A mansão de Brian Hope é opulenta e gigantesca, mas não bonita. O objetivo do arquiteto parece ter sido misturar o conservadorismo vitoriano com o exibicionismo do mais deselegante novo rico, e o contraste desagradável é gritante. No saguão de entrada, uma árvore de Natal que chega ao teto encontra-se tão coberta de penduricalhos que quase não se vê o verde das folhas. Nas paredes, as cortinas de brocado bordadas com fios de ouro alternam regularmente com retratos a óleo que tentam parecer antiguidades respeitáveis, mas um olhar mais atento percebe que são todos imagens de um homem loiro e gordo que identifico como sendo o anfitrião. "Pelo menos eu não tenho como me confundir", penso enquanto cruzo os portões.

O segurança brutamontes que recebe meu convite passa um longo tempo alternando o olhar entre o envelope e minha aparência, como se esperando que eu subitamente crie tentáculos. Quando percebe que isso não vai acontecer, risca o nome no convite da lista que tem em mãos e gesticula relutantemente para que eu siga adiante, onde outro segurança revista minha bolsa e passa um detector de metais portátil sobre meu corpo. Eu vim preparada para essa eventualidade; a faca presa à minha coxa é de cerâmica. O excesso de medidas de segurança, porém, é incomum e preocupante.

Entrego meu casaco à guardadora, que espera com as mão estendidas. Dando a volta na árvore, um enorme arco exatamente embaixo do encontro de duas escadarias leva ao salão de baile. Ele é decorado com um lustre de cristal que poderia ter saído diretamente do Titanic e as mesmas horrorosas cortinas. O ambiente ocupa dois andares, sendo circulado por um mezanino. A um canto, uma quarteto de cordas toca com habilidade música clássica que eu conheço mas não sei identificar. Não consigo evitar o pensamento de que eles estão tentando me acalmar enquanto meu barco afunda.

Após uma volta de reconhecimento que não me revela nem os Vargas nem o escritório de Hope, entro discretamente no corredor por onde os garçons estão saindo e que leva à área de serviço. Pego uma taça de champanhe de uma bandeja esquecida a um canto e faço minha melhor expressão confusa. Caso alguém pergunte, posso simplesmente dizer que procurava o banheiro e me perdi. Criados, sabiamente, não costumam questionar convidados, pois sabem que não vale o problema. Felizmente os garçons que cruzam comigo não me reservam mais que um olhar breve.
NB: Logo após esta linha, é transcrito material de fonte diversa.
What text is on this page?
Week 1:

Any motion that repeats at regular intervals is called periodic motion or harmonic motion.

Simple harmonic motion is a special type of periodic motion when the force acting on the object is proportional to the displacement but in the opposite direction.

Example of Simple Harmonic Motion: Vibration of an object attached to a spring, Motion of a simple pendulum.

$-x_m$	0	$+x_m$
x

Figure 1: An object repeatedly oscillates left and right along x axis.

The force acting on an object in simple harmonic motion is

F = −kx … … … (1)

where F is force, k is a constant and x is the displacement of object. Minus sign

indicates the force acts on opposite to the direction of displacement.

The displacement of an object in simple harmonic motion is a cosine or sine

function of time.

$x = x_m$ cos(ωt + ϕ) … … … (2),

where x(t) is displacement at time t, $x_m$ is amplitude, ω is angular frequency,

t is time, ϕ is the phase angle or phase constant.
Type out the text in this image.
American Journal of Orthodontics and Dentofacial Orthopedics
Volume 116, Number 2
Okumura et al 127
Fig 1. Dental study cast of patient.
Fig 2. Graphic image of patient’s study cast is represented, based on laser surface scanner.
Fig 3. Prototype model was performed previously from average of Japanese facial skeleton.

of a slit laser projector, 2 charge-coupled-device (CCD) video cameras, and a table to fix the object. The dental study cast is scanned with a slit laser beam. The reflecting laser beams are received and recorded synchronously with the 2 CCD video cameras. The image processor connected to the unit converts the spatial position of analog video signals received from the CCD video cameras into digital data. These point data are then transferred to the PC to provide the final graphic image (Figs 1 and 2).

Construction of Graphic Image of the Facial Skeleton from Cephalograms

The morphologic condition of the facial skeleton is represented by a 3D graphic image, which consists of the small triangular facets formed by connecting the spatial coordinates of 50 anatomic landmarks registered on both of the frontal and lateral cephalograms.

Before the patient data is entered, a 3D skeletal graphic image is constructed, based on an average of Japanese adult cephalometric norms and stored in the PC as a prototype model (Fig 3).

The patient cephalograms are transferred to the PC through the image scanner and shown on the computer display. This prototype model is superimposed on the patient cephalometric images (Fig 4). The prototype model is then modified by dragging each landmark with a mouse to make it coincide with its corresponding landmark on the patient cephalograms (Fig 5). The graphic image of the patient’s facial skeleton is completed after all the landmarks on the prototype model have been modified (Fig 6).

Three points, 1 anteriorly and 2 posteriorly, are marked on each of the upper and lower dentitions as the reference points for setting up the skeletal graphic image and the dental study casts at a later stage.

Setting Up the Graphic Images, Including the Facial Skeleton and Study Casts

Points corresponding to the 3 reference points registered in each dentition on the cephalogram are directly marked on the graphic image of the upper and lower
Um guarda passa apressado por mim e eu começo a segui-lo discretamente. Ele vira o corredor até chegar em uma porta cuja maçaneta possui teclado para senha. Supondo ser onde é feito o controle das câmeras de segurança, eu tento memorizar o que ele digitou, mas é impossível ter certeza àquela distância, e errar pode disparar algum alarme.

Quando o guarda entra na sala, eu desço rapidamente o corredor até passar direto pela porta, encostando-me no lado oposto ao da maçaneta. A espessura das paredes abafa o barulho das vozes lá dentro. Dois minutos depois, o mesmo guarda abre a porta para sair já olhando em direção ao início do corredor, de costas para mim. Antes que a porta bata, eu rapidamente me esgueiro por trás dele e entro sem ser percebida. Sucesso. Uma mulher está sentada em uma cadeira de rodinhas, observando vários monitores na parede.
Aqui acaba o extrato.